Like Mike Rappaport and much of the broader world, I’ve been baffled by Justice Ruth Bader Ginsburg’s New York Times ruminations—though not in the same way. Many of her observations strike me as obviously right. (It is in fact high time to move to New Zealand, or some place with lower mountains and even less government). And why should we heap opprobrium on a public official who actually tells the truth? She is wrong, however, not necessarily as a general matter but on her own terms, in deeming a Trump presidency an unthinkable horror: it might be her finest hour.
RBG personifies what Brother McGinnis has called our two Supreme Courts: a conscientious lawyer in cases that interest no one except the unfortunate victims of CivPro or FedCourts exams; a reliable champion for social movements, including the women’s movement that brought her to the Court. That has been and will be the profile of every non-conservative justice in recent memory. And it satisfies the needs of the 2016-2024 Clinton administration and its Court—no?
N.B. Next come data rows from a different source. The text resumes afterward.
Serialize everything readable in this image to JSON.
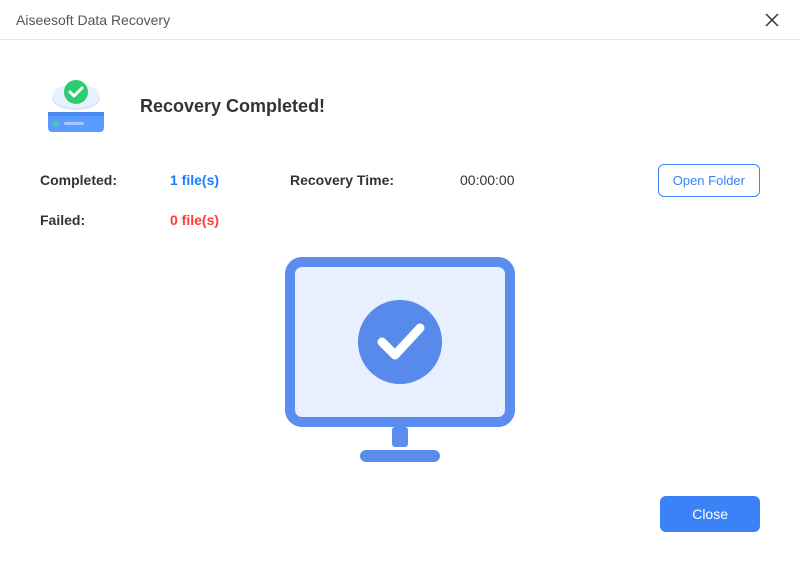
{
  "titlebar": {
    "title": "Aiseesoft Data Recovery"
  },
  "heading": "Recovery Completed!",
  "stats": {
    "completed_label": "Completed:",
    "completed_value": "1 file(s)",
    "failed_label": "Failed:",
    "failed_value": "0 file(s)",
    "recovery_time_label": "Recovery Time:",
    "recovery_time_value": "00:00:00"
  },
  "buttons": {
    "open_folder": "Open Folder",
    "close": "Close"
  },
  "colors": {
    "primary": "#3b82f6",
    "success": "#1a7cff",
    "error": "#ff3b30"
  }
}
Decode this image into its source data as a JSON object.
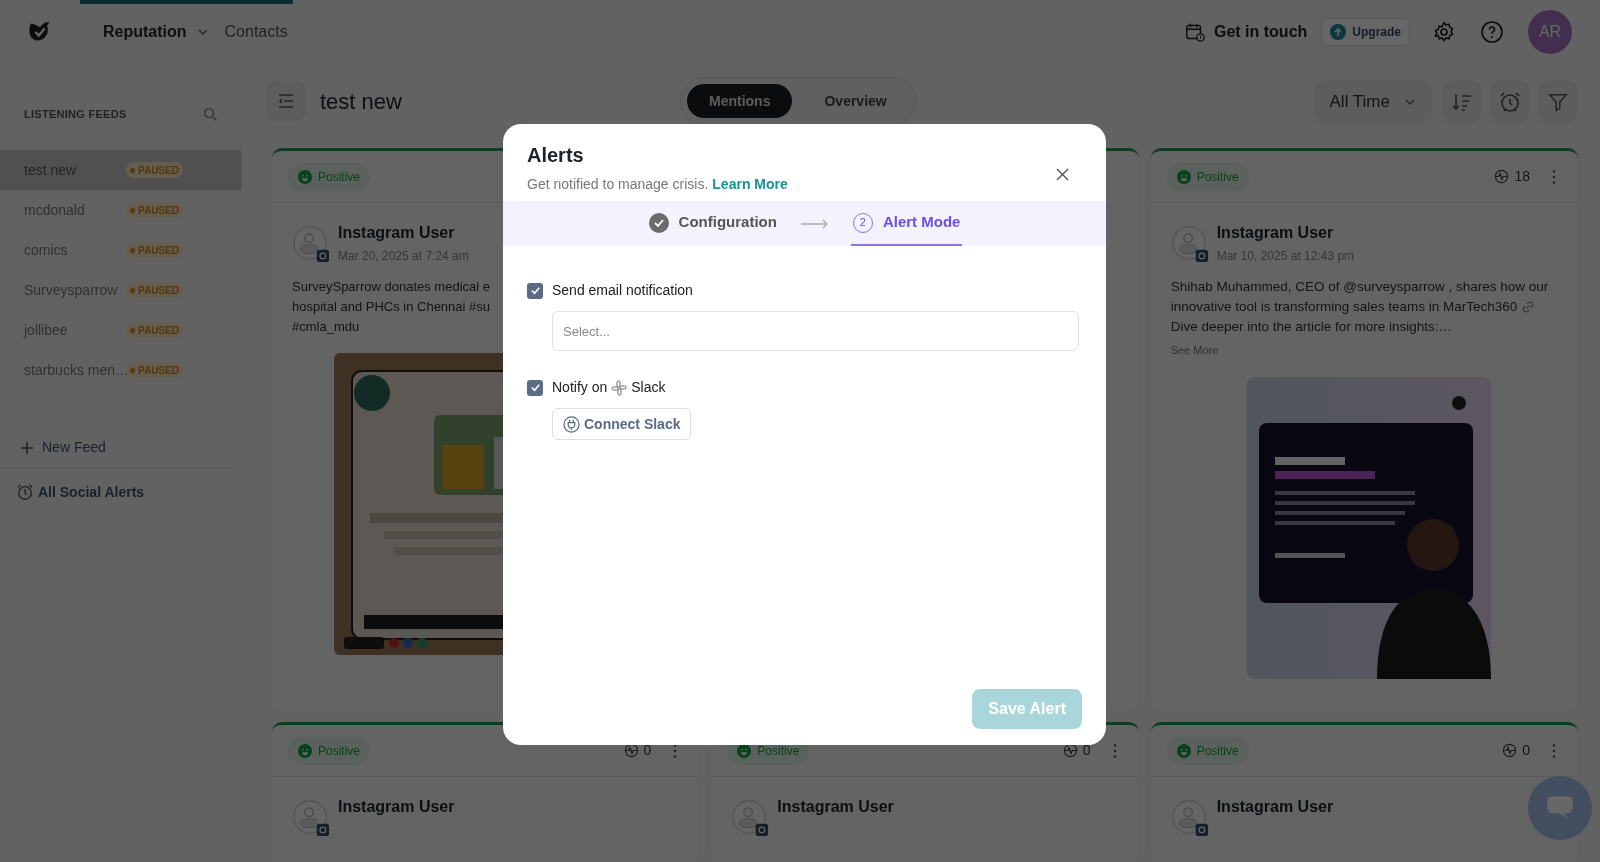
{
  "nav": {
    "items": [
      {
        "label": "Reputation",
        "selected": true,
        "has_menu": true
      },
      {
        "label": "Contacts",
        "selected": false,
        "has_menu": false
      }
    ],
    "get_in_touch": "Get in touch",
    "upgrade": "Upgrade",
    "avatar_initials": "AR"
  },
  "sidebar": {
    "title": "LISTENING FEEDS",
    "feeds": [
      {
        "name": "test new",
        "status": "PAUSED",
        "selected": true
      },
      {
        "name": "mcdonald",
        "status": "PAUSED",
        "selected": false
      },
      {
        "name": "comics",
        "status": "PAUSED",
        "selected": false
      },
      {
        "name": "Surveysparrow",
        "status": "PAUSED",
        "selected": false
      },
      {
        "name": "jollibee",
        "status": "PAUSED",
        "selected": false
      },
      {
        "name": "starbucks men…",
        "status": "PAUSED",
        "selected": false
      }
    ],
    "new_feed": "New Feed",
    "all_alerts": "All Social Alerts"
  },
  "toolbar": {
    "title": "test new",
    "tabs": [
      {
        "label": "Mentions",
        "selected": true
      },
      {
        "label": "Overview",
        "selected": false
      }
    ],
    "period": "All Time"
  },
  "top_cards": [
    {
      "sentiment": "Positive",
      "user": "Instagram User",
      "date": "Mar 20, 2025 at 7:24 am",
      "lines": [
        "SurveySparrow donates medical e",
        "hospital and PHCs in Chennai #su",
        "#cmla_mdu"
      ]
    },
    {
      "sentiment": "Positive",
      "count": "18",
      "user": "Instagram User",
      "date": "Mar 10, 2025 at 12:43 pm",
      "lines": [
        {
          "text": "Shihab Muhammed, CEO of @surveysparrow , shares how our",
          "link": false
        },
        {
          "text": "innovative tool is transforming sales teams in MarTech360",
          "link": true
        },
        {
          "text": "Dive deeper into the article for more insights:…",
          "link": false
        }
      ],
      "see_more": "See More"
    }
  ],
  "bottom_cards": [
    {
      "sentiment": "Positive",
      "count": "0",
      "user": "Instagram User"
    },
    {
      "sentiment": "Positive",
      "count": "0",
      "user": "Instagram User"
    },
    {
      "sentiment": "Positive",
      "count": "0",
      "user": "Instagram User"
    }
  ],
  "modal": {
    "title": "Alerts",
    "subtitle": "Get notified to manage crisis.",
    "link": "Learn More",
    "steps": [
      {
        "label": "Configuration",
        "done": true,
        "selected": false
      },
      {
        "label": "Alert Mode",
        "number": "2",
        "done": false,
        "selected": true
      }
    ],
    "options": [
      {
        "label_1": "Send email notification",
        "checked": true,
        "placeholder": "Select..."
      },
      {
        "label_1": "Notify on",
        "label_2": "Slack",
        "checked": true,
        "button": "Connect Slack"
      }
    ],
    "save": {
      "label": "Save Alert",
      "disabled": true
    }
  }
}
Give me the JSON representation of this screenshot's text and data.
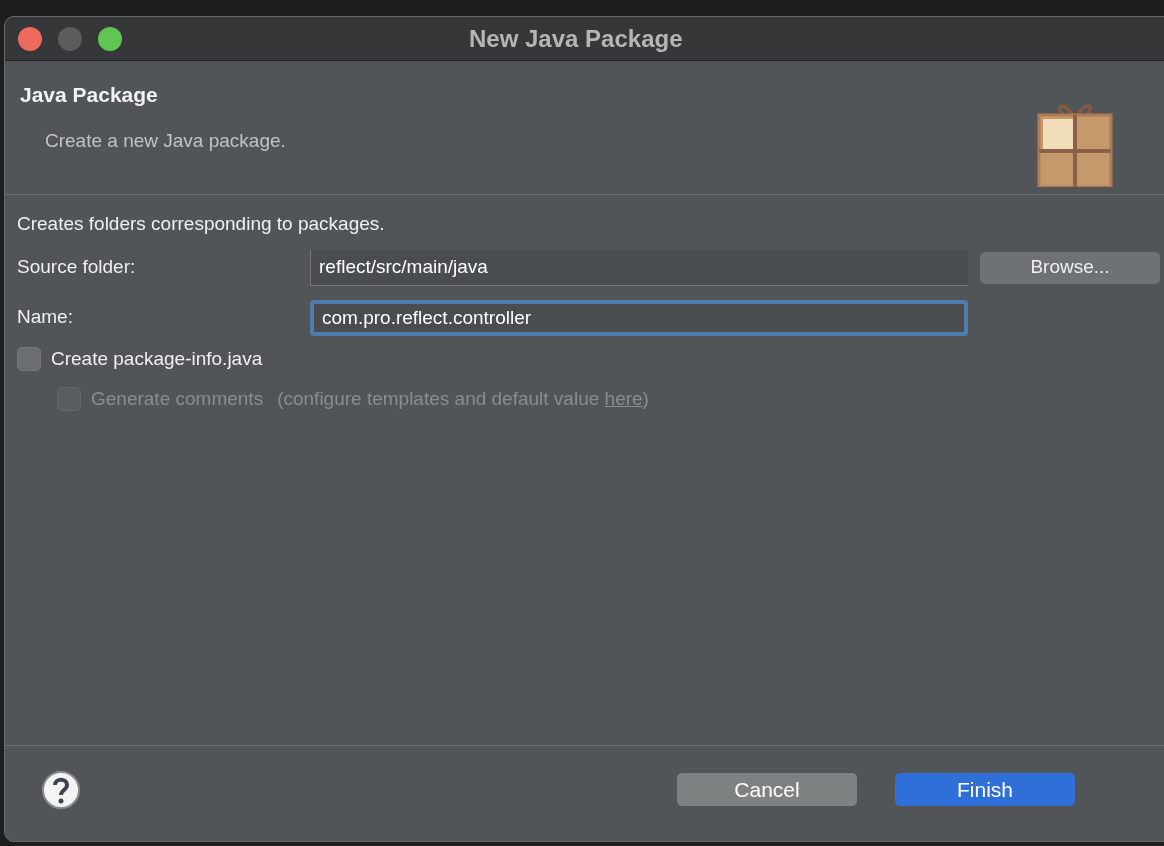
{
  "window": {
    "title": "New Java Package"
  },
  "header": {
    "title": "Java Package",
    "description": "Create a new Java package."
  },
  "intro": "Creates folders corresponding to packages.",
  "fields": [
    {
      "label": "Source folder:",
      "value": "reflect/src/main/java",
      "focused": false,
      "button": "Browse..."
    },
    {
      "label": "Name:",
      "value": "com.pro.reflect.controller",
      "focused": true
    }
  ],
  "options": [
    {
      "label": "Create package-info.java",
      "checked": false,
      "disabled": false
    },
    {
      "label": "Generate comments",
      "checked": false,
      "disabled": true,
      "hint_before": "(configure templates and default value ",
      "hint_link": "here",
      "hint_after": ")"
    }
  ],
  "buttons": [
    {
      "label": "Cancel",
      "default": false
    },
    {
      "label": "Finish",
      "default": true
    }
  ]
}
The justices’ role is clear: wave through any imposition; vindicate the rights of sexual minorities no one has ever heard of and make sure you stay ahead of the curve; deliver a lecture on human dignity in Salzburg or some such place; retire as a hero(ine).
Suppose that comes to pass: future generations will be hard-pressed to tell whether those justices were heroes or hangers-on; a vanguard or weasels; sages or sycophants. It’s hard to tell even now; and for what it’s worth the “heroic court” story Justice Ginsburg likes to tell herself has very little currency even in her own intellectual circles.
The best chance for Justice Ginsburg’s lasting reputation, the Supreme Court, and for that matter the rule of law is what she “cannot imagine”: a Trump presidency. Confronted with an aggressively populist, anti-constitutional executive not to her liking, Justice Ginsburg would have to stand up to real power.
That won’t come easy to a justice who rose to fame by mowing down yesterday’s scarecrows and surfing social movements. But she’s a damn good lawyer and has guts and integrity. Hang in there, girl: the country needs you.